Excepcionalmente, esta capacidad de atención y ejecución puede prolongarse más y permitir, por ejemplo, que un operador de grúa dedique 8 horas a un trabajo de alta precisión, que un estudiante estudie una materia durante 2 horas, o que un profesional de la salud se dedique 24 horas continuas a realizar un turno de atención.
Todos ellos, sin embargo, deben finalizar esos procesos para poder pasar a otra actividad y, con eso, sentir que descansan física y mentalmente. Pero, sobre todo, deben hacerlo para tener la capacidad de atender otros estímulos y desarrollar otros trabajos. De lo contrario, sus cerebros comienzan a ser menos precisos, dejan de poner atención y bajan los niveles de alerta. En otras palabras, se cansan.
Y eso es lo que hoy estamos viendo en medio de esta pandemia: el referido modo de selección de estímulos, limitado e intermitente (que conllevaba salir de la zona de peligro para sentir seguridad y calma), cambió por uno de alerta permanente, que implica vivir en un peligro indefinido, prolongado y no anticipable.
Así, la pandemia por Covid-19 ha provocado que por casi 365 días seguidos hayamos debido usar mascarillas, mantener la distancia de seguridad, evitar el contacto físico con otros, identificar a personas “de riesgo” (que tosen o se ubican muy cerca) y también situaciones riesgosas (locomoción colectiva llena o espacios físicos no ventilados).
Es decir, llevamos casi un año viviendo en un estado de alerta permanente y eso, evidentemente, genera consecuencias, siendo la principal el agotamiento de las personas, que se traduce en el relajamiento de las medidas de seguridad ante este virus. Esto ha sido llamado por la Organización Mundial de la Salud: Fatiga Pandémica.

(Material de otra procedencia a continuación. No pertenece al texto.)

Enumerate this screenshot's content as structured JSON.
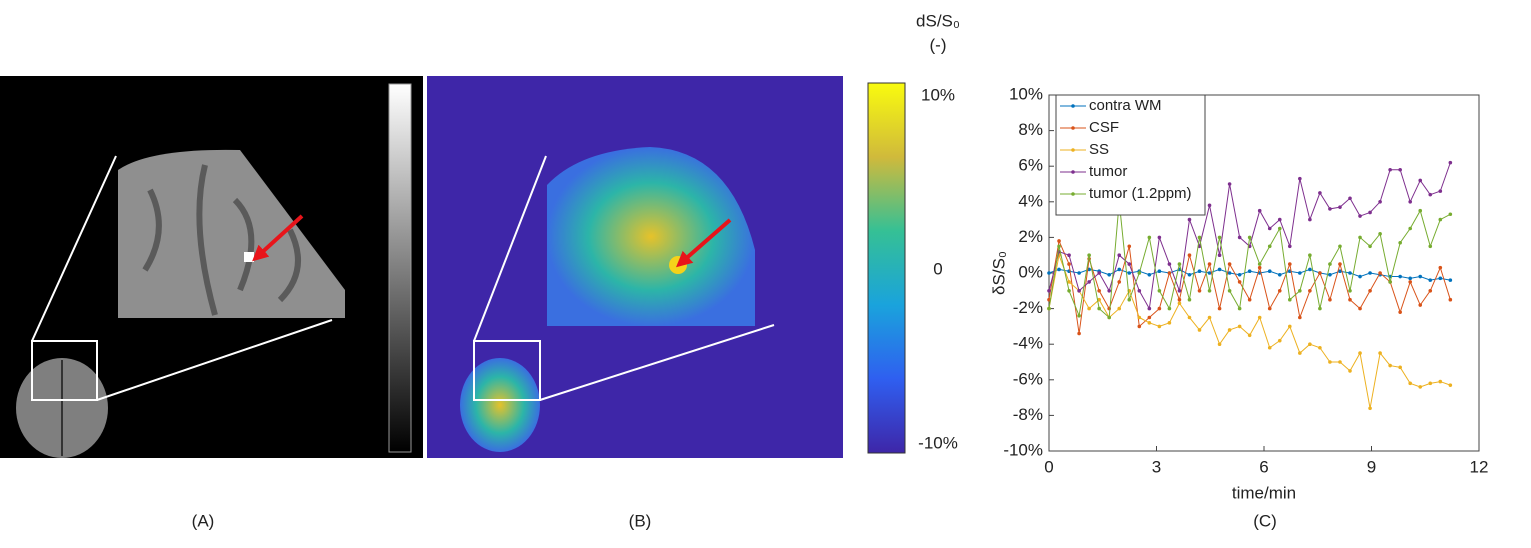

Esta “condición” resulta doblemente peligrosa. Por un lado, aumenta el riesgo de contagio al descuidar las conductas preventivas, y por el otro, el estar en permanente modo de alerta daña nuestra salud mental.

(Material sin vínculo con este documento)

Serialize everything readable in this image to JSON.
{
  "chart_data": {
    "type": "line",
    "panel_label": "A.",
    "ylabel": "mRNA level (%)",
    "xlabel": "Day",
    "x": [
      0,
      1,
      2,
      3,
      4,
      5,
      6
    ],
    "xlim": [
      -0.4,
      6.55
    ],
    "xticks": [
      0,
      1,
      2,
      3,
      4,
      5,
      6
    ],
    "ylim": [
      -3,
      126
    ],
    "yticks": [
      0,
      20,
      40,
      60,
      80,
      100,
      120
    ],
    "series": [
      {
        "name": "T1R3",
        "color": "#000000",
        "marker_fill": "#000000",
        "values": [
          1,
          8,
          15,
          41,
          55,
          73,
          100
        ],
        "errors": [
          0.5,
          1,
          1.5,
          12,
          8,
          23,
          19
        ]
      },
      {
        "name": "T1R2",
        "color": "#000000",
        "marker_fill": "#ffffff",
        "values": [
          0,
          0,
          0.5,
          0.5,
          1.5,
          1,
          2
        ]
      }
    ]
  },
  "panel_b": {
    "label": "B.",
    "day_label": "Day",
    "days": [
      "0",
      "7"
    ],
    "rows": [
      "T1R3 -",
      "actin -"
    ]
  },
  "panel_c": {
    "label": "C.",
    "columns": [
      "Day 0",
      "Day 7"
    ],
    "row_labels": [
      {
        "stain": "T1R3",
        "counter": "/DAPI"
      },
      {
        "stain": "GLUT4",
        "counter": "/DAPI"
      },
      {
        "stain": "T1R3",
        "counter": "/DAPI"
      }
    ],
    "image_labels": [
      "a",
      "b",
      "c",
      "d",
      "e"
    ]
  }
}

Por ello, debemos intentar prevenir la llamada Fatiga Pandémica, o remediar sus efectos, por medio de acciones de autocuidado simples, pero eficaces, como -por ejemplo- definir rutinas y horarios. Esto es, levantarnos todos los días a una cierta hora, tener horarios acordados con nuestras familias para las comidas, y distribuir y calendarizar las tareas domésticas. También debemos preocuparnos de practicar rutinas saludables y tareas placenteras (actividad física, lectura, manualidades, juegos); compartir con nuestros seres queridos, especialmente con nuestros adultos mayores y niños, ya sea presencial o virtualmente; asegurar los horarios de descanso y de sueño, evitar el exceso de información, moderar el consumo de alcohol, no automedicarse y, siempre que sea posible, realizar actividades al aire libre.
También es muy importante asignarle un valor consciente a las acciones de autoprotección individual que realizamos en forma automática: Si entendemos que el cuidarnos no solo es por nosotros, sino también por los demás, reforzaremos nuestro sentido de responsabilidad y de esperanza colectiva.

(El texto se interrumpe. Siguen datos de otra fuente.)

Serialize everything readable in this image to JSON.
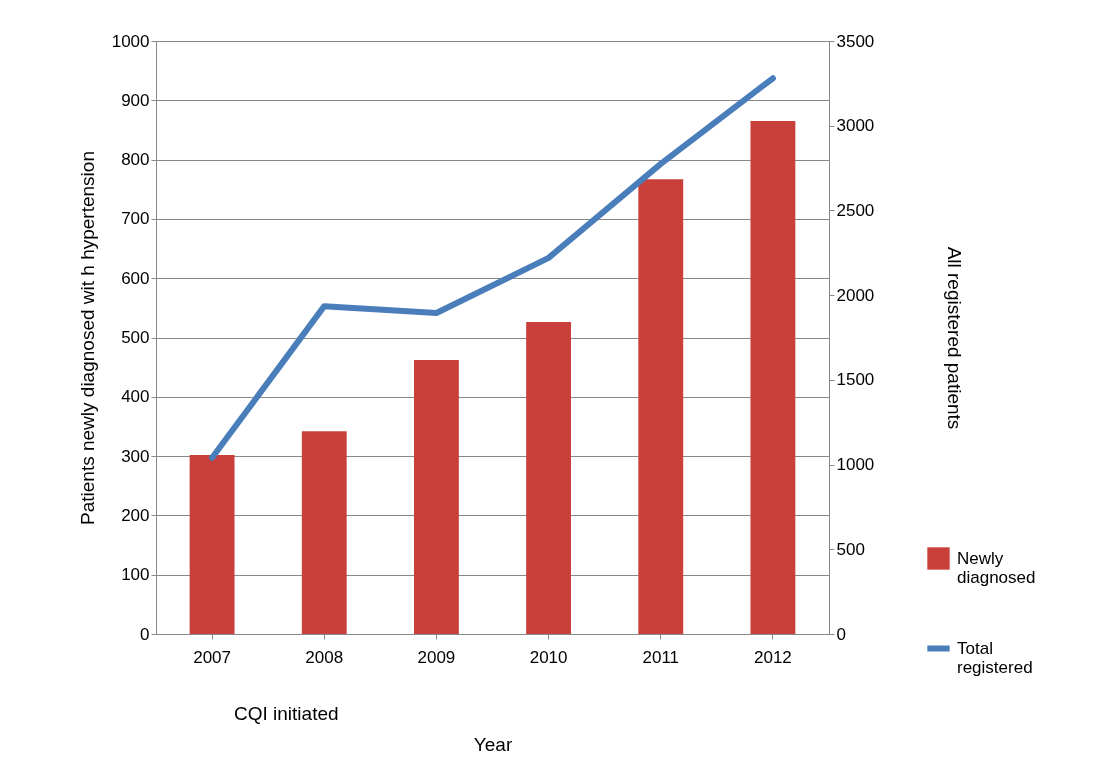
{
  "chart_data": {
    "type": "bar",
    "xlabel": "Year",
    "ylabel": "Patients newly diagnosed wit h hypertension",
    "y2label": "All registered patients",
    "categories": [
      "2007",
      "2008",
      "2009",
      "2010",
      "2011",
      "2012"
    ],
    "series": [
      {
        "name": "Newly diagnosed",
        "color": "#c9403a",
        "values": [
          302,
          342,
          462,
          526,
          767,
          865
        ]
      },
      {
        "name": "Total registered",
        "type": "line",
        "axis": "y2",
        "color": "#4a7ebb",
        "values": [
          1040,
          1935,
          1895,
          2220,
          2775,
          3280
        ]
      }
    ],
    "ylim": [
      0,
      1000
    ],
    "yticks": [
      0,
      100,
      200,
      300,
      400,
      500,
      600,
      700,
      800,
      900,
      1000
    ],
    "y2lim": [
      0,
      3500
    ],
    "y2ticks": [
      0,
      500,
      1000,
      1500,
      2000,
      2500,
      3000,
      3500
    ],
    "grid": "y",
    "legend": "right",
    "marker": "none",
    "line_style": "solid",
    "annotations": [
      "CQI initiated"
    ]
  }
}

Esto va más allá de un simple pensamiento altruista, logrará generar un cambio en el funcionamiento de nuestro cerebro. Así, transitará de una red de circuitos de alerta a estímulos que nos protegen del peligro, pero que también nos agotan y angustian, y que están activados por la adrenalina, a un sistema de conductas y aprendizajes conscientes (hábitos), que utilizan como neurotransmisor la dopamina, dándonos placer y satisfacción por cuidar al otro. Esa será la mejor vacuna contra la Fatiga Pandémica.
Sin embargo, si a pesar de las acciones de autocuidado y de un actuar responsable, solidario y altruista, nos damos cuenta de que nuestro estado de ánimo ha cambiado, que nos hemos tornado más irritables, que nos sentimos menos capaces de cuidarnos, si no disfrutamos de lo cotidiano, si nos sentimos indiferentes o nos percibimos más tristes o angustiados, debemos pedir ayuda a nuestros cercanos y, de considerarlo necesario, a un profesional de la salud mental.